Sommes-nous à la veille d’un changement de paradigme au niveau des médias sociaux, ou faut-il ramener les attentes dans le monde réel ?

Le métavers est un sujet qui divise. L’histoire du métavers est similaire à celle de la plupart des technologies émergentes. Il y a un mélange de partisans qui voient de nouvelles possibilités d’atteindre les consommateurs et de détracteurs qui ne voient dans cette technologie qu’une nouveauté. Et, comme d’habitude, le battage médiatique a masqué les attentes quant à ce qui est possible, les risques auxquels il faut se préparer ou le nombre de personnes qui l’utiliseront.

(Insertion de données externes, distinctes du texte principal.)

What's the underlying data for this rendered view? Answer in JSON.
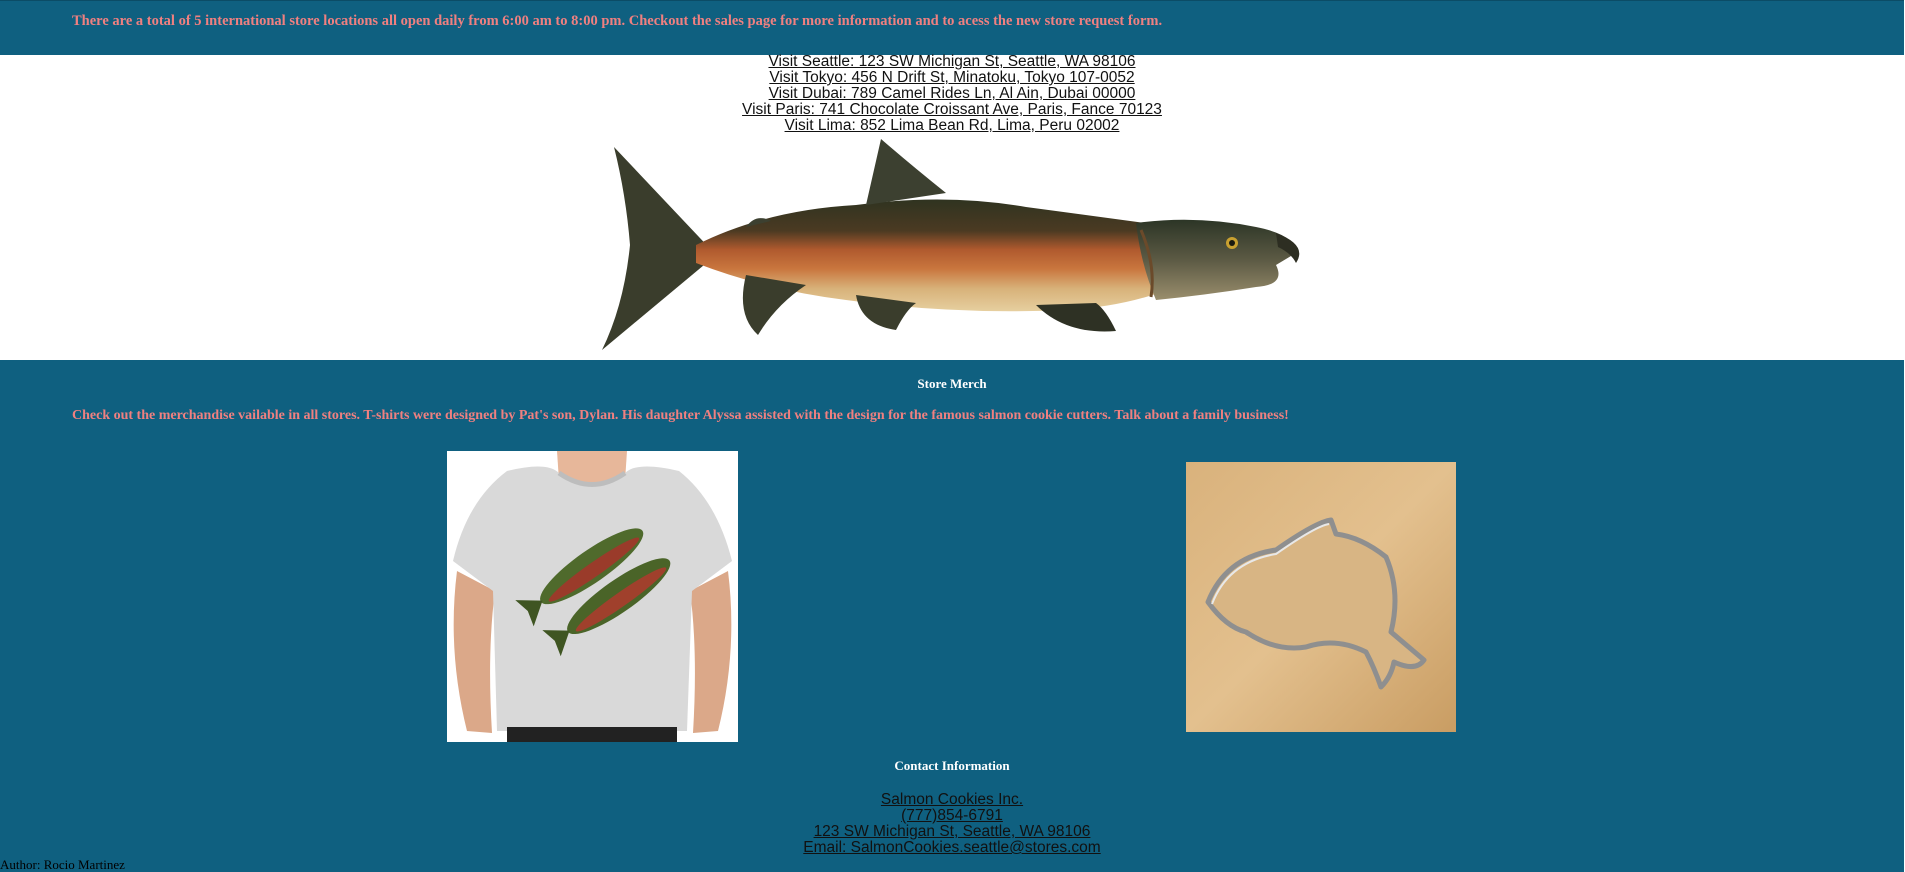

L’une des raisons pour lesquelles il est difficile de définir des attentes à l’égard du métavers est que la définition peut être très vaste, en fonction de l’interlocuteur.

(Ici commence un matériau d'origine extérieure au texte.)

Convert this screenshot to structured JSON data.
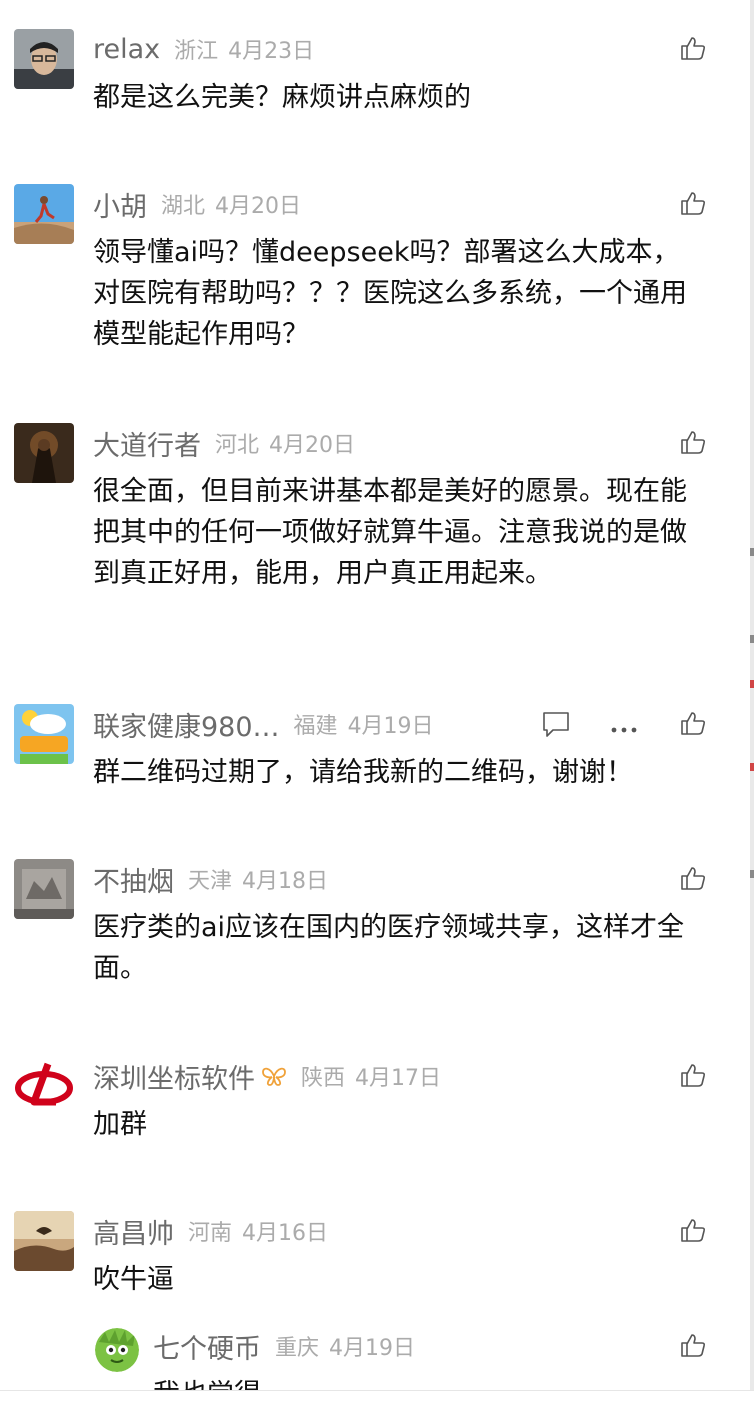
{
  "comments": [
    {
      "name": "relax",
      "location": "浙江",
      "date": "4月23日",
      "text": "都是这么完美？麻烦讲点麻烦的"
    },
    {
      "name": "小胡",
      "location": "湖北",
      "date": "4月20日",
      "text": "领导懂ai吗？懂deepseek吗？部署这么大成本，对医院有帮助吗？？？医院这么多系统，一个通用模型能起作用吗？"
    },
    {
      "name": "大道行者",
      "location": "河北",
      "date": "4月20日",
      "text": "很全面，但目前来讲基本都是美好的愿景。现在能把其中的任何一项做好就算牛逼。注意我说的是做到真正好用，能用，用户真正用起来。"
    },
    {
      "name": "联家健康980…",
      "location": "福建",
      "date": "4月19日",
      "text": "群二维码过期了，请给我新的二维码，谢谢！"
    },
    {
      "name": "不抽烟",
      "location": "天津",
      "date": "4月18日",
      "text": "医疗类的ai应该在国内的医疗领域共享，这样才全面。"
    },
    {
      "name": "深圳坐标软件",
      "location": "陕西",
      "date": "4月17日",
      "text": "加群"
    },
    {
      "name": "高昌帅",
      "location": "河南",
      "date": "4月16日",
      "text": "吹牛逼"
    }
  ],
  "reply": {
    "name": "七个硬币",
    "location": "重庆",
    "date": "4月19日",
    "text": "我也觉得"
  },
  "colors": {
    "name": "#6b6b6b",
    "meta": "#ababab",
    "text": "#111111",
    "badge": "#f0a23a"
  }
}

Pour certains, il s’agit de mondes VR comme Horizon, la plateforme que Facebook a présentée dans des démonstrations depuis qu’elle a été rebaptisée Meta en 2021. Pour d’autres, il s’agit de mondes non VR alignés sur le jeu, comme Roblox ou le crypto-adjacent Dencentraland. Et puis il y a ceux qui incluent les crypto-monnaies, les NFT et autres actifs alimentés par la blockchain dans le « Web3 » (ce qui est un choix de phrase révélateur, car il suggère que cette technologie aura un impact aussi important sur la société que le « Web2 » – la période où les médias sociaux et les applications sont devenus les principaux moyens d’engagement en ligne).

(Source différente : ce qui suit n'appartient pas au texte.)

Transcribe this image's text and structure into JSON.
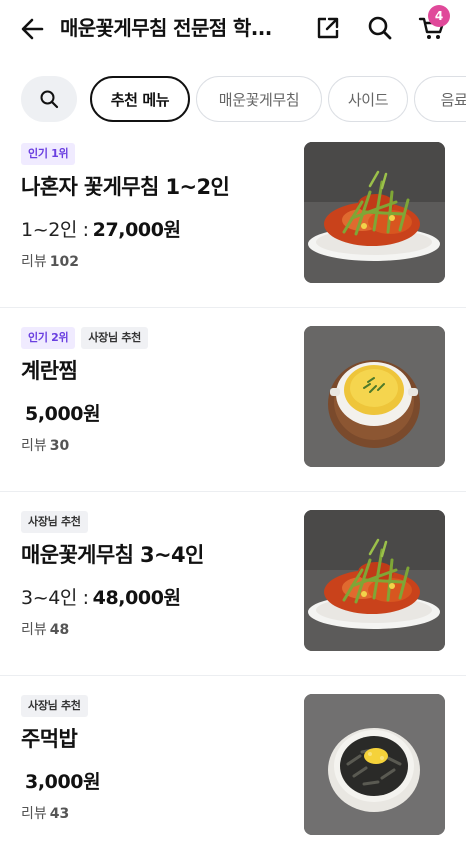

ason Alan Snyder, directeur général de la technologie chez Momentum Worldwide, a une définition plus précise de ce qu’est un métavers. Selon lui, il doit être persistant et en temps réel : il ne s’arrête jamais et un nombre illimité d’utilisateurs peuvent y entrer et en sortir à leur guise. Il doit également avoir une économie, et les actifs obtenus à partir de cette économie doivent être transférables, non seulement entre les différents mondes virtuels, mais aussi dans le monde physique, et c’est généralement là que des choses comme les NFT et les crypto-monnaies entrent dans la conversation.

M. Snyder pense que ces mondes vont entraîner un changement considérable, que ce soit dans la manière dont les gens se connectent, dans la taille du public qu’ils attirent et dans la manière dont les spécialistes du marketing exécutent et mesurent leurs interactions avec les clients.

« Une marque est la métaphore d’une histoire, et une histoire virtuelle peut être racontée différemment d’une histoire physique », explique M. Snyder. « L’opportunité actuelle est de voir à quoi ressemble un engagement de valeur, quels sont vos indicateurs de performance clés et comment lier tous les différents éléments ensemble. En tant que gardiens de la marque, assurez-vous que cette histoire, quelle qu’elle soit, trouve un écho. »

D’autres doutent que beaucoup de gens voient ces histoires. Sean Monahan, fondateur de K-Hole, prévisionniste de tendances à New York, affirme que le public de la réalité virtuelle est actuellement limité au divertissement (concerts, tourisme et fêtes virtuels) et aux applications industrielles (faites fonctionner virtuellement des machines dans un environnement dangereux). Stephen Diehl, ingénieur logiciel et blogueur réputé dans les milieux technologiques, voit trois domaines dans lesquels l’adoption de la RV pourrait être la plus répandue : les jeux, les téléconférences et le porno.

« Ce sont de réelles opportunités, ce sont de grosses industries », ajoute Diehl. « Mais ce n’est pas un changement de paradigme. Cela ne va pas créer un tout nouveau marché comme l’a fait l’iPhone. Il va capter une partie du marché du Zoom, une partie du marché des jeux et une partie du divertissement pour adultes. »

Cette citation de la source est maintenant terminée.